The results of the Turkish general election of July 22 suggest that Turkey’s Kurdish minority is looking increasingly to Islam rather than the secular nationalism of the Kurdistan Workers’ Party (PKK).
The Kurdish Democratic Society Party (DTP) is generally regarded by both its opponents and its supporters as being very closely associated with the PKK (EDM, July 27). In the July 22 elections DTP candidates ran as independents in order to circumvent the legal requirement that any Turkish political party receive at least 10% of the national vote in order to be represented parliament. After being officially sworn in as deputies on August 4, a total of 20 independent deputies formally joined the DTP (Hurriyet, August 5). It was the first time in Turkish history that a pro-Kurdish party had secured the 20 seats required to be recognized as an official parliamentary group; which in theory gives the party rights such as participation in parliamentary committees.
However, an analysis of the votes received by the DTP deputies suggests that the party actually lost ground in the July 22 election. The DTP was founded in 2005 as a successor to the Democratic People’s Party (DEHAP), which was closed by the Turkish authorities. In the November 2002 election DEHAP won 27.2% of the popular vote in the 20 largest cities in Turkey’s predominantly Kurdish eastern and southeastern provinces. On July 22, the DTP members running as independents won 20.5% of the vote in the same cities. In contrast, the moderate Islamist Justice and Development Party (AK Party) almost doubled its share of the vote in the same 20 cities from 27.3% in 2002 to 52.6% on July 22 (Referans, August 6).
Some of the reasons for the decline in the DTP’s vote were technical. A substantial proportion of the electorate in southeast Turkey is illiterate and, when voting, usually rely on being able to identify the party logo next to the candidate’s name. However, independent candidates are only allowed to write their names and there were so many candidates in some constituencies that the ballot papers were nearly two yards long, making it very difficult for illiterate votes to identify their chosen candidates. However, such technical issues do not fully explain the DTP’s relative failure on July 22.
Turkey’s eastern and southeastern provinces have traditionally been not only the most underdeveloped in the country but also the most devout. The PKK was founded as an explicitly Marxist organization. In recent years it has downplayed its communist credentials in favor of secular Kurdish nationalism. But to the majority of Turkey’s Kurds it is regarded as being, at best, indifferent to Islam and, at worst, anti-Islam. During the early 1990s the PKK even fought a war against the most powerful violent Islamist organization in eastern Turkey, the Turkish Hezbollah, which is unrelated to the Lebanese organization of the same name.

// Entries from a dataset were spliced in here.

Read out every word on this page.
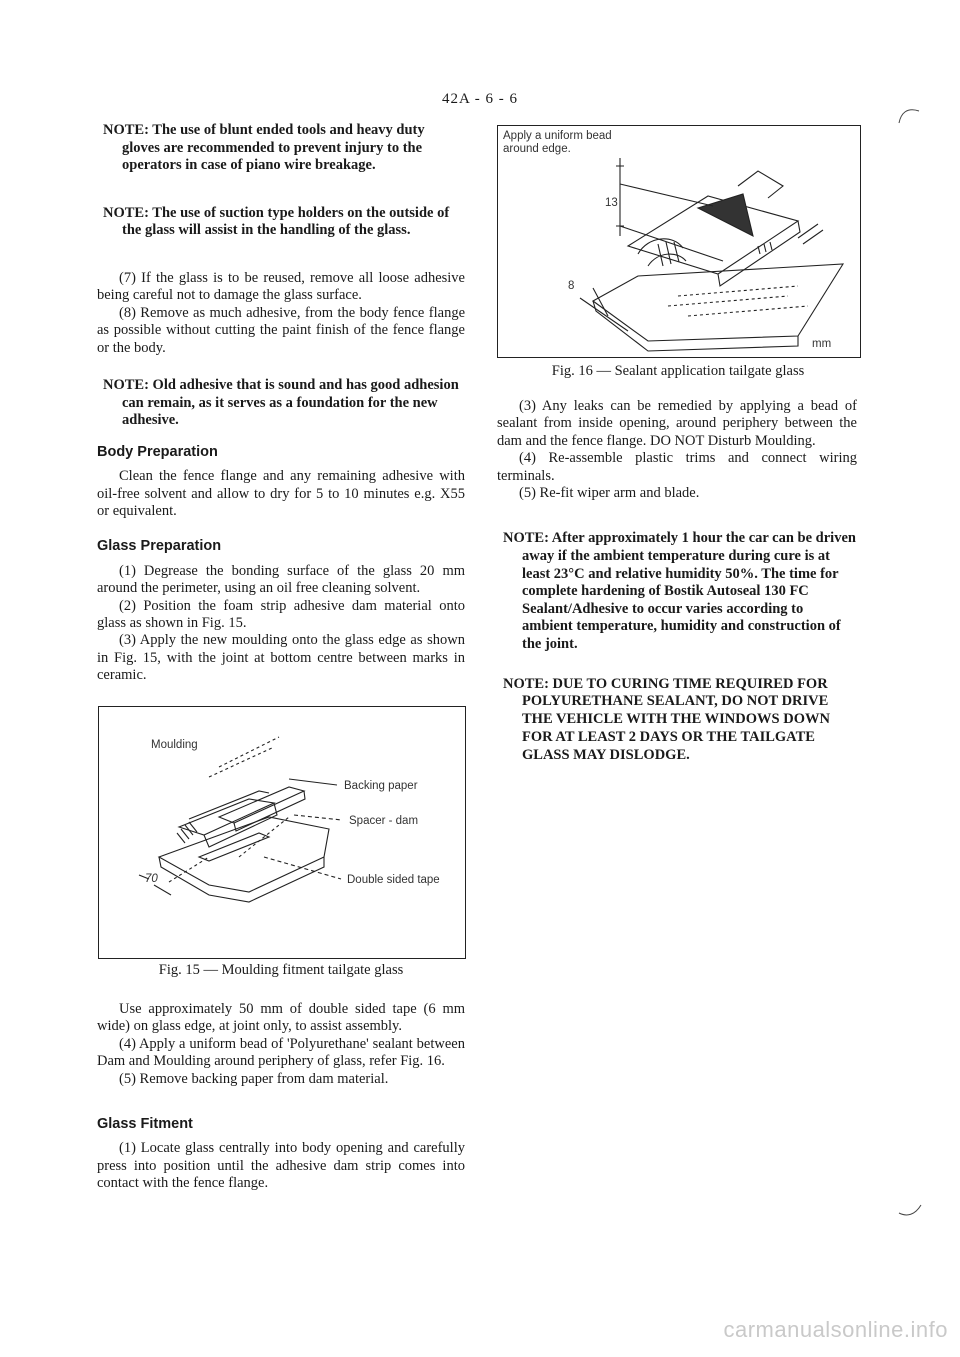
42A - 6 - 6

NOTE: The use of blunt ended tools and heavy duty gloves are recommended to prevent injury to the operators in case of piano wire breakage.

NOTE: The use of suction type holders on the outside of the glass will assist in the handling of the glass.

(7) If the glass is to be reused, remove all loose adhesive being careful not to damage the glass surface.

(8) Remove as much adhesive, from the body fence flange as possible without cutting the paint finish of the fence flange or the body.

NOTE: Old adhesive that is sound and has good adhesion can remain, as it serves as a foundation for the new adhesive.

Body Preparation

Clean the fence flange and any remaining adhesive with oil-free solvent and allow to dry for 5 to 10 minutes e.g. X55 or equivalent.

Glass Preparation

(1) Degrease the bonding surface of the glass 20 mm around the perimeter, using an oil free cleaning solvent.

(2) Position the foam strip adhesive dam material onto glass as shown in Fig. 15.

(3) Apply the new moulding onto the glass edge as shown in Fig. 15, with the joint at bottom centre between marks in ceramic.

Moulding
Backing paper
Spacer - dam
Double sided tape
70
Fig. 15 — Moulding fitment tailgate glass

Use approximately 50 mm of double sided tape (6 mm wide) on glass edge, at joint only, to assist assembly.

(4) Apply a uniform bead of 'Polyurethane' sealant between Dam and Moulding around periphery of glass, refer Fig. 16.

(5) Remove backing paper from dam material.

Glass Fitment

(1) Locate glass centrally into body opening and carefully press into position until the adhesive dam strip comes into contact with the fence flange.

Apply a uniform bead around edge.
13
8
mm
Fig. 16 — Sealant application tailgate glass

(3) Any leaks can be remedied by applying a bead of sealant from inside opening, around periphery between the dam and the fence flange. DO NOT Disturb Moulding.

(4) Re-assemble plastic trims and connect wiring terminals.

(5) Re-fit wiper arm and blade.

NOTE: After approximately 1 hour the car can be driven away if the ambient temperature during cure is at least 23°C and relative humidity 50%. The time for complete hardening of Bostik Autoseal 130 FC Sealant/Adhesive to occur varies according to ambient temperature, humidity and construction of the joint.

NOTE: DUE TO CURING TIME REQUIRED FOR POLYURETHANE SEALANT, DO NOT DRIVE THE VEHICLE WITH THE WINDOWS DOWN FOR AT LEAST 2 DAYS OR THE TAILGATE GLASS MAY DISLODGE.

carmanualsonline.info
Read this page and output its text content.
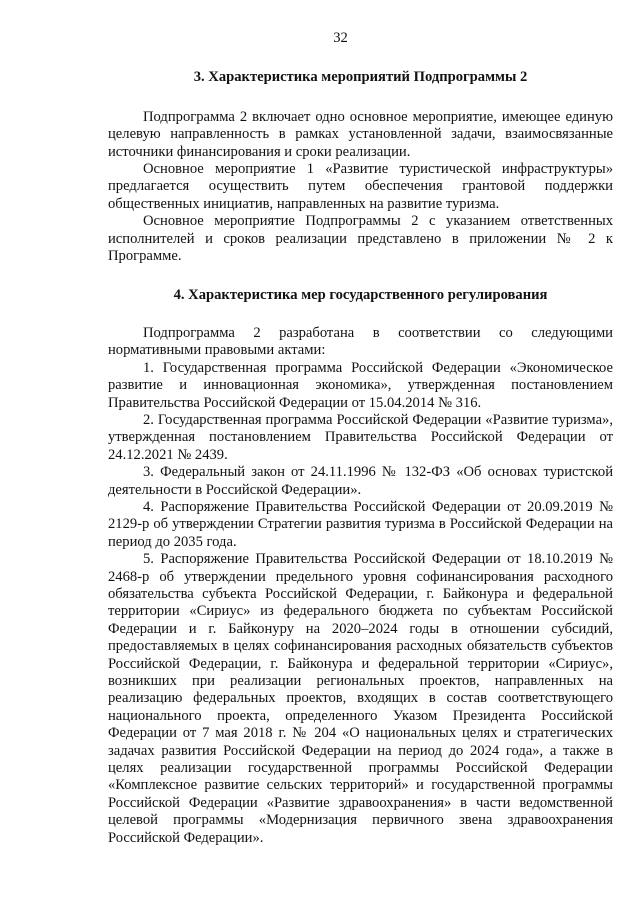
32
3. Характеристика мероприятий Подпрограммы 2

Подпрограмма 2 включает одно основное мероприятие, имеющее единую целевую направленность в рамках установленной задачи, взаимосвязанные источники финансирования и сроки реализации.

Основное мероприятие 1 «Развитие туристической инфраструктуры» предлагается осуществить путем обеспечения грантовой поддержки общественных инициатив, направленных на развитие туризма.

Основное мероприятие Подпрограммы 2 с указанием ответственных исполнителей и сроков реализации представлено в приложении № 2 к Программе.

4. Характеристика мер государственного регулирования

Подпрограмма 2 разработана в соответствии со следующими нормативными правовыми актами:

1. Государственная программа Российской Федерации «Экономическое развитие и инновационная экономика», утвержденная постановлением Правительства Российской Федерации от 15.04.2014 № 316.

2. Государственная программа Российской Федерации «Развитие туризма», утвержденная постановлением Правительства Российской Федерации от 24.12.2021 № 2439.

3. Федеральный закон от 24.11.1996 № 132-ФЗ «Об основах туристской деятельности в Российской Федерации».

4. Распоряжение Правительства Российской Федерации от 20.09.2019 № 2129-р об утверждении Стратегии развития туризма в Российской Федерации на период до 2035 года.

5. Распоряжение Правительства Российской Федерации от 18.10.2019 № 2468-р об утверждении предельного уровня софинансирования расходного обязательства субъекта Российской Федерации, г. Байконура и федеральной территории «Сириус» из федерального бюджета по субъектам Российской Федерации и г. Байконуру на 2020–2024 годы в отношении субсидий, предоставляемых в целях софинансирования расходных обязательств субъектов Российской Федерации, г. Байконура и федеральной территории «Сириус», возникших при реализации региональных проектов, направленных на реализацию федеральных проектов, входящих в состав соответствующего национального проекта, определенного Указом Президента Российской Федерации от 7 мая 2018 г. № 204 «О национальных целях и стратегических задачах развития Российской Федерации на период до 2024 года», а также в целях реализации государственной программы Российской Федерации «Комплексное развитие сельских территорий» и государственной программы Российской Федерации «Развитие здравоохранения» в части ведомственной целевой программы «Модернизация первичного звена здравоохранения Российской Федерации».
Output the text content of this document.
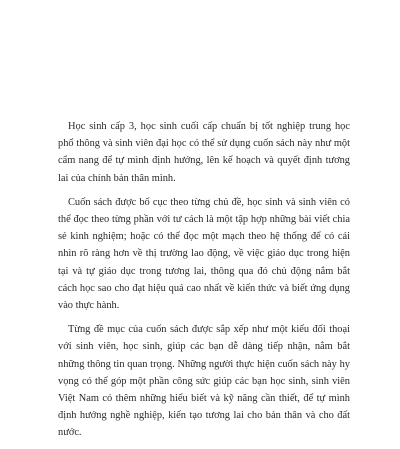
Học sinh cấp 3, học sinh cuối cấp chuẩn bị tốt nghiệp trung học phổ thông và sinh viên đại học có thể sử dụng cuốn sách này như một cẩm nang để tự mình định hướng, lên kế hoạch và quyết định tương lai của chính bản thân mình.

Cuốn sách được bố cục theo từng chủ đề, học sinh và sinh viên có thể đọc theo từng phần với tư cách là một tập hợp những bài viết chia sẻ kinh nghiệm; hoặc có thể đọc một mạch theo hệ thống để có cái nhìn rõ ràng hơn về thị trường lao động, về việc giáo dục trong hiện tại và tự giáo dục trong tương lai, thông qua đó chủ động nắm bắt cách học sao cho đạt hiệu quả cao nhất về kiến thức và biết ứng dụng vào thực hành.

Từng đề mục của cuốn sách được sắp xếp như một kiểu đối thoại với sinh viên, học sinh, giúp các bạn dễ dàng tiếp nhận, nắm bắt những thông tin quan trọng. Những người thực hiện cuốn sách này hy vọng có thể góp một phần công sức giúp các bạn học sinh, sinh viên Việt Nam có thêm những hiểu biết và kỹ năng cần thiết, để tự mình định hướng nghề nghiệp, kiến tạo tương lai cho bản thân và cho đất nước.
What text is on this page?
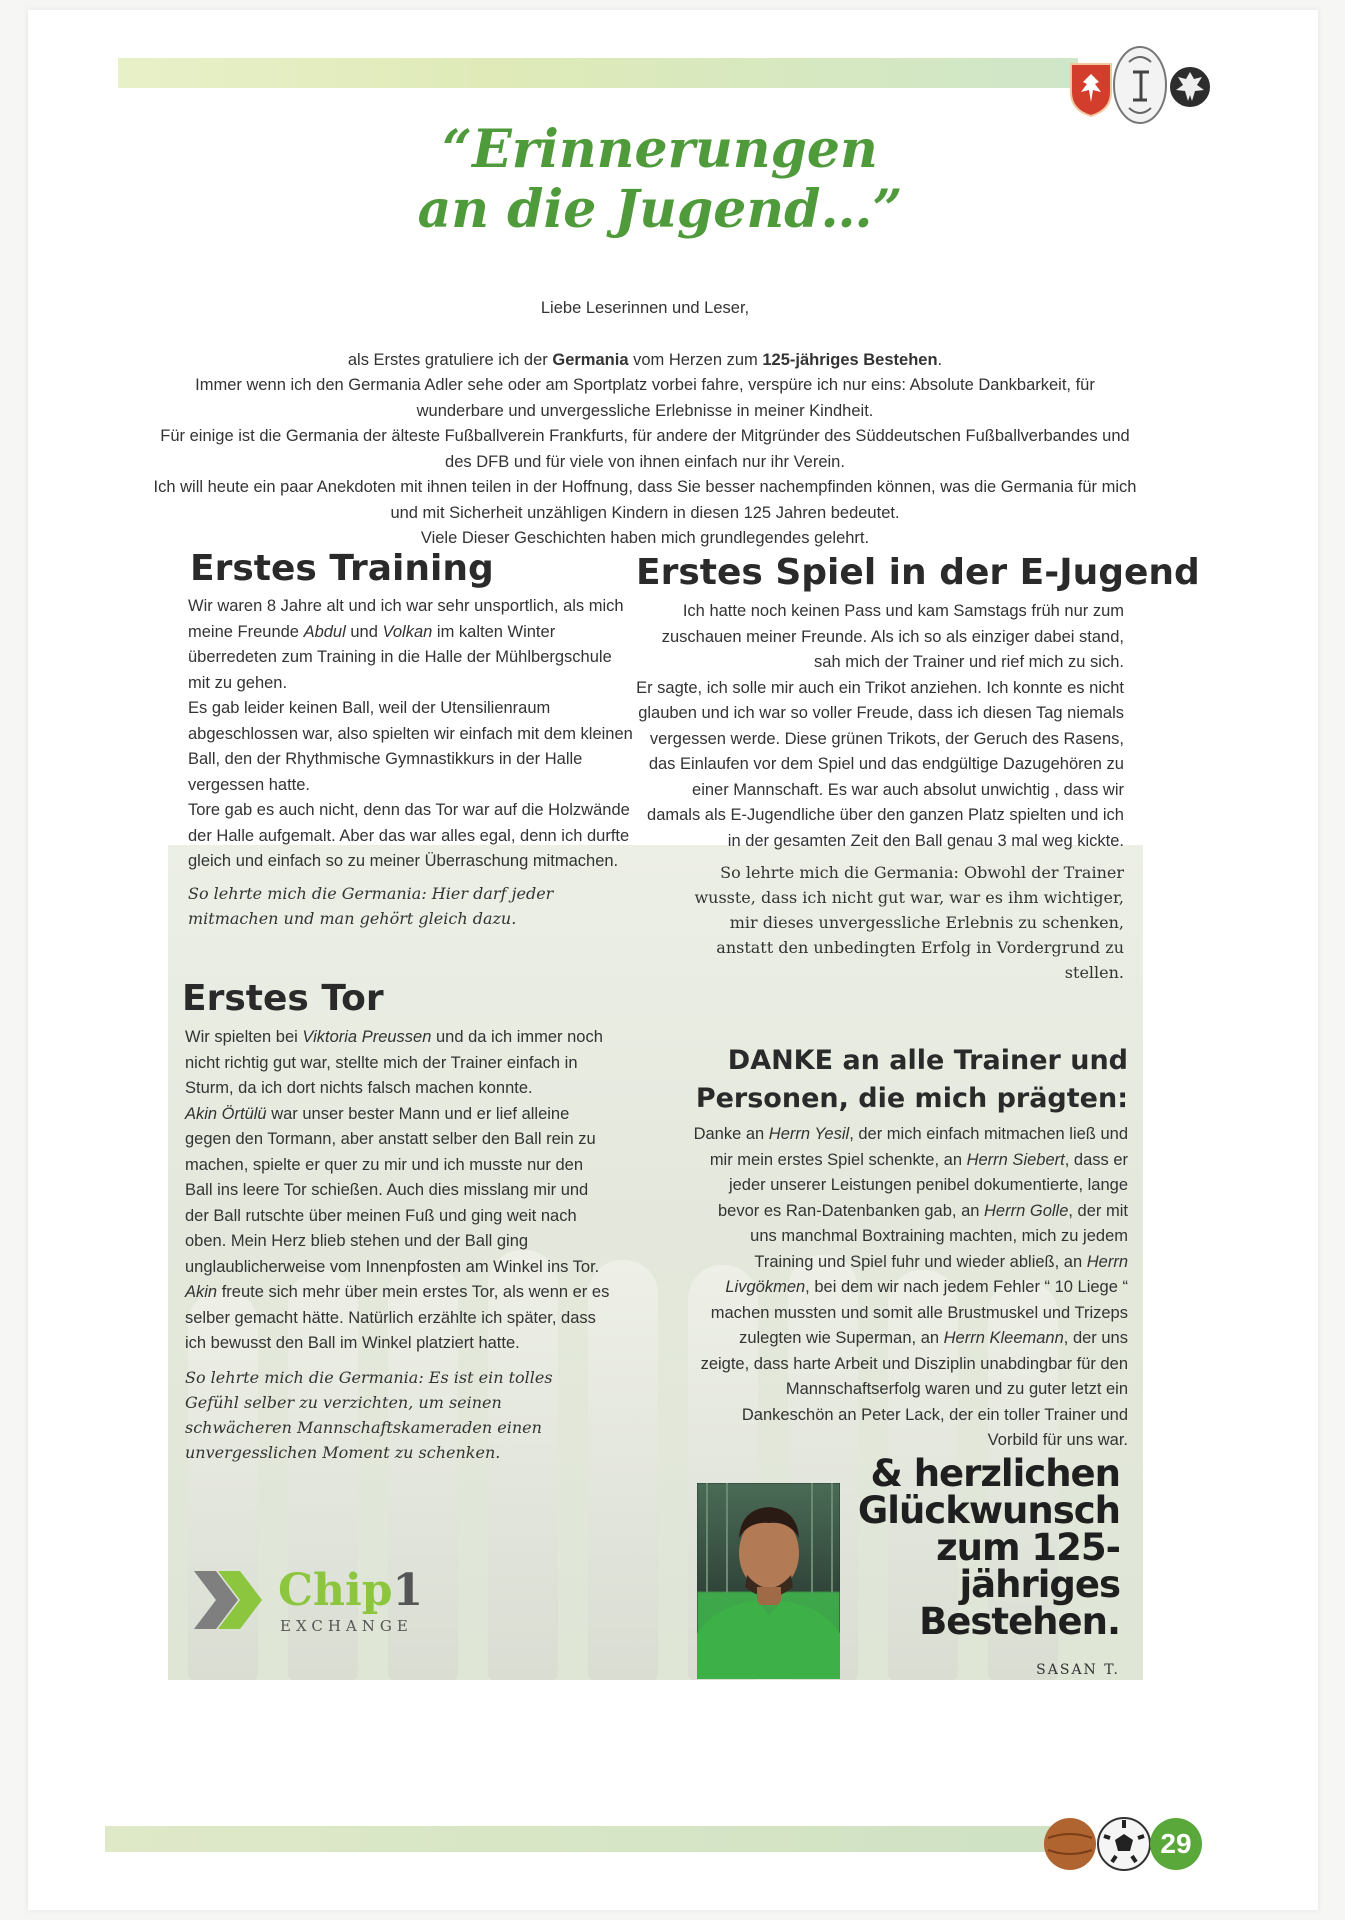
“Erinnerungen
an die Jugend…”

Liebe Leserinnen und Leser,

als Erstes gratuliere ich der Germania vom Herzen zum 125-jähriges Bestehen.

Immer wenn ich den Germania Adler sehe oder am Sportplatz vorbei fahre, verspüre ich nur eins: Absolute Dankbarkeit, für wunderbare und unvergessliche Erlebnisse in meiner Kindheit.

Für einige ist die Germania der älteste Fußballverein Frankfurts, für andere der Mitgründer des Süddeutschen Fußballverbandes und des DFB und für viele von ihnen einfach nur ihr Verein.

Ich will heute ein paar Anekdoten mit ihnen teilen in der Hoffnung, dass Sie besser nachempfinden können, was die Germania für mich und mit Sicherheit unzähligen Kindern in diesen 125 Jahren bedeutet.

Viele Dieser Geschichten haben mich grundlegendes gelehrt.

Erstes Training

Wir waren 8 Jahre alt und ich war sehr unsportlich, als mich meine Freunde Abdul und Volkan im kalten Winter überredeten zum Training in die Halle der Mühlbergschule mit zu gehen.

Es gab leider keinen Ball, weil der Utensilienraum abgeschlossen war, also spielten wir einfach mit dem kleinen Ball, den der Rhythmische Gymnastikkurs in der Halle vergessen hatte.

Tore gab es auch nicht, denn das Tor war auf die Holzwände der Halle aufgemalt. Aber das war alles egal, denn ich durfte gleich und einfach so zu meiner Überraschung mitmachen.

So lehrte mich die Germania: Hier darf jeder mitmachen und man gehört gleich dazu.

Erstes Spiel in der E-Jugend

Ich hatte noch keinen Pass und kam Samstags früh nur zum zuschauen meiner Freunde. Als ich so als einziger dabei stand, sah mich der Trainer und rief mich zu sich.

Er sagte, ich solle mir auch ein Trikot anziehen. Ich konnte es nicht glauben und ich war so voller Freude, dass ich diesen Tag niemals vergessen werde. Diese grünen Trikots, der Geruch des Rasens, das Einlaufen vor dem Spiel und das endgültige Dazugehören zu einer Mannschaft. Es war auch absolut unwichtig , dass wir damals als E-Jugendliche über den ganzen Platz spielten und ich in der gesamten Zeit den Ball genau 3 mal weg kickte.

So lehrte mich die Germania: Obwohl der Trainer wusste, dass ich nicht gut war, war es ihm wichtiger, mir dieses unvergessliche Erlebnis zu schenken, anstatt den unbedingten Erfolg in Vordergrund zu stellen.

Erstes Tor

Wir spielten bei Viktoria Preussen und da ich immer noch nicht richtig gut war, stellte mich der Trainer einfach in Sturm, da ich dort nichts falsch machen konnte.

Akin Örtülü war unser bester Mann und er lief alleine gegen den Tormann, aber anstatt selber den Ball rein zu machen, spielte er quer zu mir und ich musste nur den Ball ins leere Tor schießen. Auch dies misslang mir und der Ball rutschte über meinen Fuß und ging weit nach oben. Mein Herz blieb stehen und der Ball ging unglaublicherweise vom Innenpfosten am Winkel ins Tor. Akin freute sich mehr über mein erstes Tor, als wenn er es selber gemacht hätte. Natürlich erzählte ich später, dass ich bewusst den Ball im Winkel platziert hatte.

So lehrte mich die Germania: Es ist ein tolles Gefühl selber zu verzichten, um seinen schwächeren Mannschaftskameraden einen unvergesslichen Moment zu schenken.

DANKE an alle Trainer und
Personen, die mich prägten:

Danke an Herrn Yesil, der mich einfach mitmachen ließ und mir mein erstes Spiel schenkte, an Herrn Siebert, dass er jeder unserer Leistungen penibel dokumentierte, lange bevor es Ran-Datenbanken gab, an Herrn Golle, der mit uns manchmal Boxtraining machten, mich zu jedem Training und Spiel fuhr und wieder abließ, an Herrn Livgökmen, bei dem wir nach jedem Fehler “ 10 Liege “ machen mussten und somit alle Brustmuskel und Trizeps zulegten wie Superman, an Herrn Kleemann, der uns zeigte, dass harte Arbeit und Disziplin unabdingbar für den Mannschaftserfolg waren und zu guter letzt ein Dankeschön an Peter Lack, der ein toller Trainer und Vorbild für uns war.

& herzlichen
Glückwunsch
zum 125-
jähriges
Bestehen.
SASAN T.
Chip1
EXCHANGE
29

In January 2000 Huseyin Velioglu, the leader of Turkish Hezbollah, was killed by Turkish police and most of the organization’s cell network dried up. However, in recent years, Hezbollah has rebuilt its organizational network, although at the moment it operates through a number of religious foundations, charities, and publishing houses and so far there is no indication that it is planning a return to violence. To date, Hezbollah has concentrated on propaganda and providing support to the poorer sections of society, such as running soup kitchens (Referans, August 6). Although Hezbollah regards the AK Party as being too moderate, during the recent election campaign it mobilized support for the AK Party in preference to the DTP (NTV, July 31).
In recent years, other non-violent Islamist organizations, such as the Sufi brotherhoods known as tariqah, have also stepped up their activities in eastern and southeastern Turkey. The most active has been the Naqshabandi, which, like Hezbollah, has been vigorously conducting propaganda activities and social work in the region, including soup kitchens, free Koran courses and scholarships and subsidized housing in dormitories for students wishing to attend university in western Turkey. Although there are no organic links between the Naqshabandi and the AK Party, many of its leading members, including Prime Minister Recep Tayyip Erdogan, have close ties with the order. In conversations with Jamestown, leading Naqshabandis have never made any secret of their support for the AK Party.
In comparison, the DTP lacks both the financial resources and the ideological appeal of either militant organizations like Hezbollah or the Sufi orders. The DTP’s brand of secular nationalism is a very new phenomenon for Turkey’s Kurds. The results of the July 22 election suggest that it is already losing ground to Islam.